Конечно, им страшно, мама ужасно переживала, особенно когда мы с отцом, так получилось, в одно и то же время были на Харьковском направлении, идет харьковский контрнаступ.
Мама моя вернулась в Харьков, чтобы быть ближе к семье. Наверное, самый герой в этой семье — это мама, которая это все вообще терпит, вывозит. У отца крайняя ротация была вообще в Бахмут, и это было, конечно, очень страшно. Потому что было такое, что, допустим, нет с ним связи, и это было очень морально тяжко. И я скажу, что ждать кого-то с войны… я вот сейчас понимаю… это намного тяжелее, нежели быть ближе, да, и что-то даже там видеть или что-то делать. Вот, правда, морально это очень обременяет.
И вот у меня так получилось, что и муж военный теперь. Точнее, теперь это муж, и он военный. И я теперь понимаю свою маму, почему она так о нас переживала и беспокоилась.

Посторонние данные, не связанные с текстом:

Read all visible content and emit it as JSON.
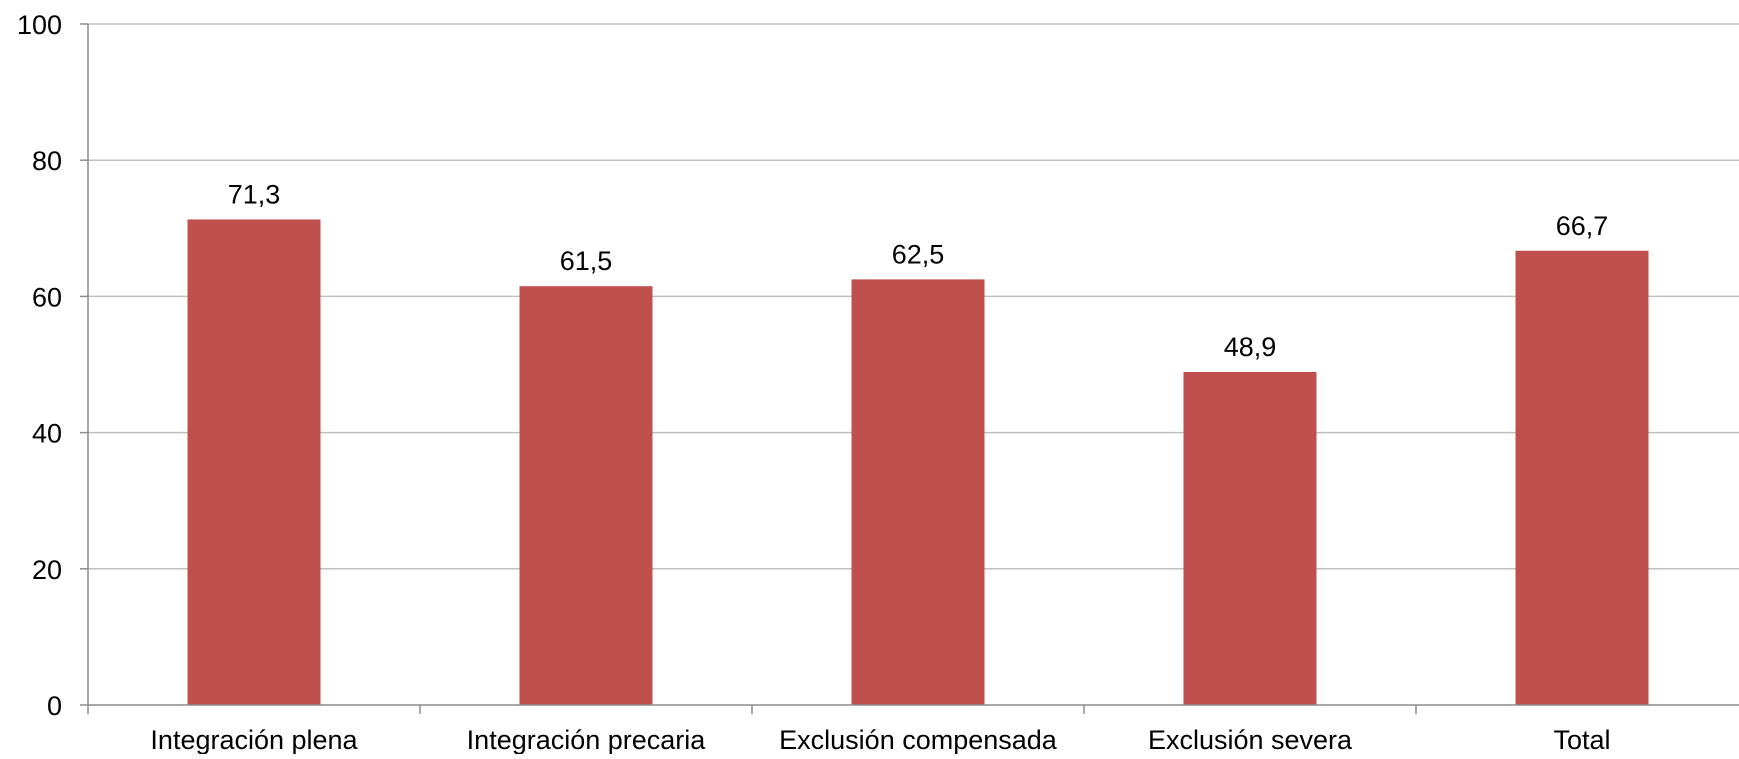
{
  "chart_data": {
    "type": "bar",
    "title": "",
    "xlabel": "",
    "ylabel": "",
    "categories": [
      "Integración plena",
      "Integración precaria",
      "Exclusión compensada",
      "Exclusión severa",
      "Total"
    ],
    "values": [
      71.3,
      61.5,
      62.5,
      48.9,
      66.7
    ],
    "data_labels": [
      "71,3",
      "61,5",
      "62,5",
      "48,9",
      "66,7"
    ],
    "ylim": [
      0,
      100
    ],
    "yticks": [
      0,
      20,
      40,
      60,
      80,
      100
    ],
    "ytick_labels": [
      "0",
      "20",
      "40",
      "60",
      "80",
      "100"
    ],
    "grid": true,
    "legend": "none",
    "colors": {
      "bar": "#C0504D",
      "grid": "#BFBFBF",
      "axis": "#8C8C8C",
      "text": "#000000"
    }
  }
}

Евгений Саватеев: Как вы справляетесь?
Маргарита Ривчаченко: Я прошу мне рассказывать всю правду. То есть, условно, сказать, что я где-то там во второй линии, или я там… это не прокатит. Я знаю наших общих знакомых, я знаю людей, с которыми он там выходит куда-то. То есть я все равно найду эту информацию. Плюс у меня также есть много разных выходов и связей. Поэтому я прошу всю правду, и мне обязательно нужно: либо там пошел на задачу — отписался, пришел на задачу — отписался. Пусть это будет день, ночь. Даже если я сплю, пусть меня разбудит это смс, что вернулся, пришел. Или будешь три дня без связи — скажи про это. Я не буду писать первый, второй, третий, а на третий день я буду звонить, писать.

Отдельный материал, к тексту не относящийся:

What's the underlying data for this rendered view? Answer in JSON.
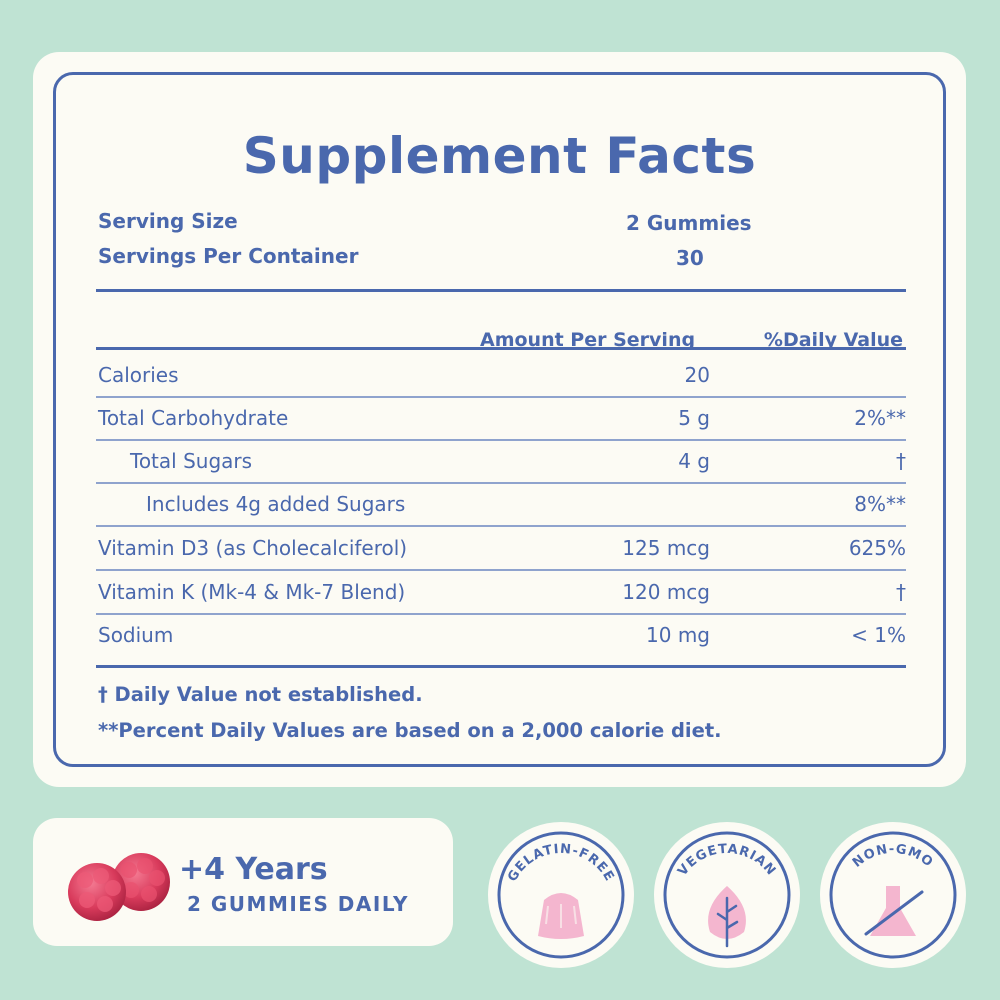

У меня такая семейная история. У меня как раз папа выходил с ротации из Бахмута, а муж заходил, и они так познакомились. В нормальных семьях, знаете, застолье и вот это все. У меня получилось так.
Евгений Саватеев: Как это было?
Маргарита Ривчаченко: Нормально. Пожали руку, увидели, что нормальные люди. Всё в порядке. Тут можно сказать, что пронесло.
Читайте и слушайте также: Херсоне нас встречали с цветами — командир батальона «Крым» Иса Акаев
Маргарита Ривчаченко любит Харьков и считает, что родной город очень изменился за последние годы.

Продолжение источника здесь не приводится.